Interesante nota en Clarín sobre la sobrepoblación de médicos en Argentina, y su aún peor distribución. Resumo rapidito: la OMS recomienda un médico por cada 660 habitantes, la Argentina tiene uno por cada 330 - Estados Unidos, por ejemplo, tiene en promedio uno cada 358 habitantes, el Reino Unido 1 por cada 610 habitantes. Peor aún, en Buenos Aires hay un médico por cada 86 habitantes, creando un desbalance que se siente en otras provincias como ser Misiones, Formosa y Tierra del Fuego.
¿Por qué es importante este hecho? Porque, por sobre todo, la mayoría de estos médicos se gradúa de Universidades públicas, gratuitas, con costos para el Estado a través de los 5 o 6 años de la carrera. Es decir que estamos utilizando fondos públicos que no tenemos en crear profesionales que no necesitamos. Para colmo de males hemos quitado muchas de las exigencias para el ingreso y el desarrollo de la carrera, por lo cual es probable que la calidad de muchos de estos médicos sea deficiente. Y muchos de los mejores terminan en el exterior, con lo cual la inversión se pierde totalmente.
Las acciones a tomar son, por supuesto, claras pero difíciles de implementar por un Gobierno que no cree en proveer dirección. Primero que nada, debiéramos planificar cuántos médicos necesitamos y ajustar ingresos y egresos de manera de llegar a estos números. Esto implica cupos y curvas de graduación, donde solo los mejor preparados ingresan y egresan con un título. Esto permitiría manejar el número de estudiantes y médicos en la sociedad, y mejorar las condiciones de aprendizaje, lo cual sería un paso gigantesco hacia adelante.
El otro problema, el de la distribución por todo el territorio, requiere de otras soluciones. Un sistema de incentivos sería necesario, aunque probablemente no suficiente. Entonces, mi idea sería que aquellos que se han beneficiado de una universidad pública y gratuita tienen la obligación moral de devolver parte de esta educación a la sociedad en su conjunto, ya que es ésta la que ha pagado por la misma. Entonces, un contrato para aquellos que se gradúan de la universidad gratuita estipulando que deberán proveer servicios en áreas de pocos médicos por un par de años me parece una alternativa razonable.
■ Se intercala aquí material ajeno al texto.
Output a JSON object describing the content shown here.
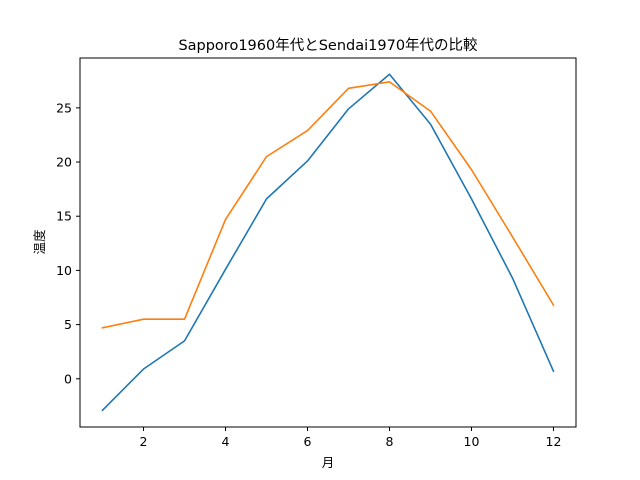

Y más allá de las propuestas específicas, lo que se necesita es un gobierno que tenga la voluntad de cambiar el modelo de nuestra educación. Van demasiados años de entender la educación universitaria como un derecho que no conlleva responsabilidades, un regalo del Estado sin pedir nada a cambio. Esto es una locura. La educación no es solo una herramienta para la satisfacción personal: es una herramienta para la construcción de una sociedad. Y no utilizarla como tal es simplemente tirar manteca al techo.